Gustave Havard (p. 127-133).


XIII


LA PROMENADE

Pour le collégien, la promenade est la récréation en plein champ. Là, il oublie, pour quelques heures, tout l’attirail classique ; le proviseur, les professeurs, le censeur, et même M. l’économe et ses haricots lui sortent de la tête ; une douce illusion s’empare de son esprit, il foule un sol libre, un sol enfin qui n’est pas celui du collège. Mais la promenade du collégien a son point noir, son nuage : c’est le pion, le pion que nous retrouvons partout.
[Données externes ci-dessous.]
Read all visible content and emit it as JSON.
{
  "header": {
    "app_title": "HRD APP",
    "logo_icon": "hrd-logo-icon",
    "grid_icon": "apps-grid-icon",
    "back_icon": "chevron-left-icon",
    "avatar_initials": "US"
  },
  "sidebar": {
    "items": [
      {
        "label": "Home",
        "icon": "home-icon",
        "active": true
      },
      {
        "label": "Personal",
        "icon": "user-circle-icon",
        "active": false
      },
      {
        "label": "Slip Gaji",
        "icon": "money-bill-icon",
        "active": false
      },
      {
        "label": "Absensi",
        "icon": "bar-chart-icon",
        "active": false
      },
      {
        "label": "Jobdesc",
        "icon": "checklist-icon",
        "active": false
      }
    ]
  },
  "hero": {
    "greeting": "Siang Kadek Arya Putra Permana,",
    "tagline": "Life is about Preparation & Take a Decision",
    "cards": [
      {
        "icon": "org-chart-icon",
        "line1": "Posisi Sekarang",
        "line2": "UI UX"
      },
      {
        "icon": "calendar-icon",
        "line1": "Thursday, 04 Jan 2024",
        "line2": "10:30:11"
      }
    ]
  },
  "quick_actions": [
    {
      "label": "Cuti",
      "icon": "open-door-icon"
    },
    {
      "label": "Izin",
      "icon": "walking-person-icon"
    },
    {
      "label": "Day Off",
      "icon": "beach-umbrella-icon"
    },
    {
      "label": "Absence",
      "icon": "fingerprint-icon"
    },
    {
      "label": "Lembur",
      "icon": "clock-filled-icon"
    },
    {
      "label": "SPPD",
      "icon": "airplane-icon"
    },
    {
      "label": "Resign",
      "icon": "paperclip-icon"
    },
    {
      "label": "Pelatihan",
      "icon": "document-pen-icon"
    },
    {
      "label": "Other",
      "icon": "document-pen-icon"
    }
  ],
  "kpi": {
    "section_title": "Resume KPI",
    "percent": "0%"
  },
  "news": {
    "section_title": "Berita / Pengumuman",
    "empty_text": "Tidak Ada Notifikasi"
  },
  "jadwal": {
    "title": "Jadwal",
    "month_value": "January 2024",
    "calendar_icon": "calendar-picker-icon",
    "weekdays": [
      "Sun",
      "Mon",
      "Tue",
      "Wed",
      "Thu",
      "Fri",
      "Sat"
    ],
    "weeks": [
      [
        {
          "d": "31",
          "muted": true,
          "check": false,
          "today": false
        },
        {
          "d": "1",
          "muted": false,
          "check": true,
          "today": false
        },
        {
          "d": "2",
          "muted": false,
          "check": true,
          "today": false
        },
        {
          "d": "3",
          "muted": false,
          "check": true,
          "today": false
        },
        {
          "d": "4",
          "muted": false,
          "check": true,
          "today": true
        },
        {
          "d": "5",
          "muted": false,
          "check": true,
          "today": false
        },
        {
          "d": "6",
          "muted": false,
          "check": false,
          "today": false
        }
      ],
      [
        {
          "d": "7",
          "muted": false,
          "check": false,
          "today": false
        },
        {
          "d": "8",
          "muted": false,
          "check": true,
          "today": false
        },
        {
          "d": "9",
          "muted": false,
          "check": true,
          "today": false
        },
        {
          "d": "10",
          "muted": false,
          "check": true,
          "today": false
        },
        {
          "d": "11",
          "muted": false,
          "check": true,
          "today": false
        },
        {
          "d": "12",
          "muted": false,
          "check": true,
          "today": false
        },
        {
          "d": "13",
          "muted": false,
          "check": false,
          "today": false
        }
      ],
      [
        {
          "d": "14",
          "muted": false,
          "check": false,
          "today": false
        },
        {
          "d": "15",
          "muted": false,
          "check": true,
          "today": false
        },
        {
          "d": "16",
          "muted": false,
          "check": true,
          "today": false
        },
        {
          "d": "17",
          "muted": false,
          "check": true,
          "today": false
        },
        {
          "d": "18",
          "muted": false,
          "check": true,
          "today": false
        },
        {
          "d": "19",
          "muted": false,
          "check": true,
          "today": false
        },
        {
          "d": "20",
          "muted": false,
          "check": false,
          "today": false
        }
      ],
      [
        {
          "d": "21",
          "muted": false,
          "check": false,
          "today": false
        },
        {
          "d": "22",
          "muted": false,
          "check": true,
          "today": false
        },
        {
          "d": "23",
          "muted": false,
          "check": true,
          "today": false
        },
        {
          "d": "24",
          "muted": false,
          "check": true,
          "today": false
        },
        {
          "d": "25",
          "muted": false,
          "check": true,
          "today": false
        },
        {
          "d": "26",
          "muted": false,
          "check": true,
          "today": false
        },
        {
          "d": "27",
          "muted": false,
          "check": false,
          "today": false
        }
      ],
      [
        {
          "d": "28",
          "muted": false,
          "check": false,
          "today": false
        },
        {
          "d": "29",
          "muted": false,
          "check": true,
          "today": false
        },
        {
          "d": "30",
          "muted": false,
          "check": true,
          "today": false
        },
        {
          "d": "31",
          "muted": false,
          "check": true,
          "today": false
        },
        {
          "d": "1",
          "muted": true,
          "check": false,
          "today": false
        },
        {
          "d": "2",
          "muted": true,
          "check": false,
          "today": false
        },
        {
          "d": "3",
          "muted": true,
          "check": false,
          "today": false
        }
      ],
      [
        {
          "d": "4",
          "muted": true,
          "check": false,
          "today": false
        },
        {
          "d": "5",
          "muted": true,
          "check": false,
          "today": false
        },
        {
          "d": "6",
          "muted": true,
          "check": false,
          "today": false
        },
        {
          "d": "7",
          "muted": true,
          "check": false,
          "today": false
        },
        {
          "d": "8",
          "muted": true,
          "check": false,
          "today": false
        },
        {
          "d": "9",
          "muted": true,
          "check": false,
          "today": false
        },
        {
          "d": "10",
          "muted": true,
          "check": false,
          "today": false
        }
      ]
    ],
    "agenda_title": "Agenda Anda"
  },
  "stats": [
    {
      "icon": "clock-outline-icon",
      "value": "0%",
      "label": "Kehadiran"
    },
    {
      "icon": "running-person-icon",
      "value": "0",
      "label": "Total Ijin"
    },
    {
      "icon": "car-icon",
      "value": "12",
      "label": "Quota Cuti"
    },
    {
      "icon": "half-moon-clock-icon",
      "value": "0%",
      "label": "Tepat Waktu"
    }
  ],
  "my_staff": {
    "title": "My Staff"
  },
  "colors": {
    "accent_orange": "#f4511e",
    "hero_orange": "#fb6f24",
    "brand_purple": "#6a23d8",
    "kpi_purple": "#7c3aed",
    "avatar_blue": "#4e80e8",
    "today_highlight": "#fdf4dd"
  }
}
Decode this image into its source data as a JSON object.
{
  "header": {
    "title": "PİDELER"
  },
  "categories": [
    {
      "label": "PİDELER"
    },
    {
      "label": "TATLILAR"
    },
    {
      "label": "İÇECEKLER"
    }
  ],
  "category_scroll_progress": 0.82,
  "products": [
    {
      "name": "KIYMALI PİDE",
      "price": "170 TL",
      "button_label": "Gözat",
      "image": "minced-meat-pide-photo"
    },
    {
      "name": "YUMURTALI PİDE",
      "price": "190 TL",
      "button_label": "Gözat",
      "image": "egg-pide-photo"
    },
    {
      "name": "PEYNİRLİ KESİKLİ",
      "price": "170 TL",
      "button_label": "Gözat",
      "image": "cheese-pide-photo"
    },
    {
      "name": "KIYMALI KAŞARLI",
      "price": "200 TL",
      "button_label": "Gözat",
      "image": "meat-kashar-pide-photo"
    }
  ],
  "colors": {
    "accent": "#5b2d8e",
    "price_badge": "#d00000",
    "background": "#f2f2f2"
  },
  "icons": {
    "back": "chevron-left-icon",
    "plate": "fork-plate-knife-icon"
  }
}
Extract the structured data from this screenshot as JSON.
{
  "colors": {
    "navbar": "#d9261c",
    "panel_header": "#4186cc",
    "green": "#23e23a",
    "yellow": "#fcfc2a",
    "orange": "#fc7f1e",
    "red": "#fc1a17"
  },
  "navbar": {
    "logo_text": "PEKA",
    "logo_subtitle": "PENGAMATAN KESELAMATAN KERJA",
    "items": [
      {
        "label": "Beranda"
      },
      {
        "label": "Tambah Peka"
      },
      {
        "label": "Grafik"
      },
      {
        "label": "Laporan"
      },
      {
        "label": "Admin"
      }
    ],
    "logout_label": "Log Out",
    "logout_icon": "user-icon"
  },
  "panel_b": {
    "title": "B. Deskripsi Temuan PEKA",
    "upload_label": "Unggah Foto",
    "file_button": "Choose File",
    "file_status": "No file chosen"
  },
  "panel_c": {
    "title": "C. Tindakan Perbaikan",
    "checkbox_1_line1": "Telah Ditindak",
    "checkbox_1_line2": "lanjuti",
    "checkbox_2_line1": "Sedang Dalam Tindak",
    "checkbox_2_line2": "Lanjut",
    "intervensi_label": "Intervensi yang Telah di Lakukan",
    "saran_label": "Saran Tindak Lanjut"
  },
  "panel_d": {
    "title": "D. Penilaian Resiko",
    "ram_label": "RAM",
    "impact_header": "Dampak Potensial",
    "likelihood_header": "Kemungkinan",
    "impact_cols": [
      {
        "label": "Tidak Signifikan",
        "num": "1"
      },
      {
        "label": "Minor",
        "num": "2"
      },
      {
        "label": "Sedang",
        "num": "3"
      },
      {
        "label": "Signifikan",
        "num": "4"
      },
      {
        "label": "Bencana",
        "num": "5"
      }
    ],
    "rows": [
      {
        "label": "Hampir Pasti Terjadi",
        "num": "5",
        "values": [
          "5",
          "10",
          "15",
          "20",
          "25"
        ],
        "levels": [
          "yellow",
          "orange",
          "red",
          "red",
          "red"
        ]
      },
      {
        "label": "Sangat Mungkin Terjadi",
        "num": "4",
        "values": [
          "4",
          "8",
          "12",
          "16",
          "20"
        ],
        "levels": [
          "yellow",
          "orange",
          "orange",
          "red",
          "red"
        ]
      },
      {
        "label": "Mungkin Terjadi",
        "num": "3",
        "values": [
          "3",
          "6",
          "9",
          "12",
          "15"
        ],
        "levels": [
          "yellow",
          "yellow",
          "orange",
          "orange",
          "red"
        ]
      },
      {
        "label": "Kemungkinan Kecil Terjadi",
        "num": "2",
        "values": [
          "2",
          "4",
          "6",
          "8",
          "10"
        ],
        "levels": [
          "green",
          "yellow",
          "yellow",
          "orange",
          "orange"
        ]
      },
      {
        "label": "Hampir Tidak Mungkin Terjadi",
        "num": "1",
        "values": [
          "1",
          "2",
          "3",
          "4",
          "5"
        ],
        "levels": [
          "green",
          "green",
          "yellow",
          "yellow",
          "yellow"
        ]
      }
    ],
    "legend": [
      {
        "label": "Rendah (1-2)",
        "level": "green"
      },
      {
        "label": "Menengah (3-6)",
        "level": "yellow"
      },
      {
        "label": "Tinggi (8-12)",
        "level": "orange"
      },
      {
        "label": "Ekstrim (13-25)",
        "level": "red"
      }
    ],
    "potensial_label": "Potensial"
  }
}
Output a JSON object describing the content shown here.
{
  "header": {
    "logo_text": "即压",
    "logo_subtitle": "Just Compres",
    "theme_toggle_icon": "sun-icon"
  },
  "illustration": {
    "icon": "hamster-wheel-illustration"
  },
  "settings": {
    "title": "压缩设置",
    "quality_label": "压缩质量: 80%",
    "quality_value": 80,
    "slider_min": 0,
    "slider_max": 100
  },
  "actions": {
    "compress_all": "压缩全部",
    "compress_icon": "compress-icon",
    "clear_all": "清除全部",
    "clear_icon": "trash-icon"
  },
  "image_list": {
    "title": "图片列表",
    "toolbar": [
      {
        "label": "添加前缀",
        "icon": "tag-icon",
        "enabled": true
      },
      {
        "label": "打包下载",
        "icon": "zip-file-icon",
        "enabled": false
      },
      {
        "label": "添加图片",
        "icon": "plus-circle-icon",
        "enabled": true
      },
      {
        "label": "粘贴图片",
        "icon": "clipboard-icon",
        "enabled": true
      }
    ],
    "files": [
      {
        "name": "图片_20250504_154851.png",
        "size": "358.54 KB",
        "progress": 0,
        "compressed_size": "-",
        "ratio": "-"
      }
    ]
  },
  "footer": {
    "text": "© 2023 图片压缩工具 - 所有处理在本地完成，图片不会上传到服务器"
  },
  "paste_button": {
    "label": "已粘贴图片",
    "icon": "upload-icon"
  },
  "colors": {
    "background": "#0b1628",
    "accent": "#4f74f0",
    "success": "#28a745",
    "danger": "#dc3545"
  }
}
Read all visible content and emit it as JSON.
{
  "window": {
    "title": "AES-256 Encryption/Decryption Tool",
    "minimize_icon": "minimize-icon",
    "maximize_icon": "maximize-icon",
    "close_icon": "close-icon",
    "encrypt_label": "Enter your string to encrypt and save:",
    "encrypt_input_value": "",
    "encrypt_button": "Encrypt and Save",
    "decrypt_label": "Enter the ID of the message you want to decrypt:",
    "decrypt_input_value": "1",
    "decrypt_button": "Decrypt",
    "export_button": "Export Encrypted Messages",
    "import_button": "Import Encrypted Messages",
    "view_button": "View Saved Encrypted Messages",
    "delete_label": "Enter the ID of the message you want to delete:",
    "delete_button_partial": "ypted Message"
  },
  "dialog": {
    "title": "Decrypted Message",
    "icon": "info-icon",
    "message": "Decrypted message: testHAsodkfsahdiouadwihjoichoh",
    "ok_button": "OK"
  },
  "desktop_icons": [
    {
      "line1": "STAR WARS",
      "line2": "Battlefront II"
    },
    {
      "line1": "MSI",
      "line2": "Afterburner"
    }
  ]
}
Il fait un temps admirable. Nous sommes en plein mois de mai. La nature enfante ses merveilles ; les bois ont retrouvé leurs ombrages, les oiseaux, par mille chants, en témoignent leur joie, les fleurs embaument l’air de leurs parfums, et les papillons caressent les roses. Le collégien fait donc ses préparatifs ; son mobilier, c’est-à-dire la toupie, le cerceau et les billes, le filet, etc., voire même la cigarette pour les grands, sont mis en poche et l’on part. Quelques instants ont suffi pour franchir les barrières, et le collégien est en pleine campagne. Les uns sont dans le bois de Vincennes, les autres dans le bois de Meudon, ceux-là dans le bois d’Auteuil, ceux-ci dans le bois de Boulogne. Arrivé là, le collégien met l’habit bas ; la gêne dans les mouvements ne lui va pas. Aussitôt l’activité règne dans le camp ; les groupes se forment, tout, en un mot, est organisé, et chacun prend son plaisir où il le trouve.

« Ah ! s’écrie un groupe qui formait une espèce d’avant-garde, voilà le père Dubeau, notre fidèle marchand de gaufres et autres comestibles ! » On vole au-devant de lui ; en une seconde, il est entouré. Le père Dubeau, ancien gendarme départemental, mais présentement doux comme sa marchandise, leur dit sa phrase habituelle : « Ah ! Ah ! en voilà des bonnes aujourd’hui. Mais prenez bien garde de les casser… Vous êtes trop vifs, jeunes gens… Allons, allons, chacun son tour… De mon temps, la jeunesse était plus pacifique. » Mais ces paroles sont couvertes par ce mot qui sort de toutes les bouches : Moi, moi ! moi aussi ! Enfin chacun finit par avoir sa gaufre, et la manger n’est pas ce qui est le plus long.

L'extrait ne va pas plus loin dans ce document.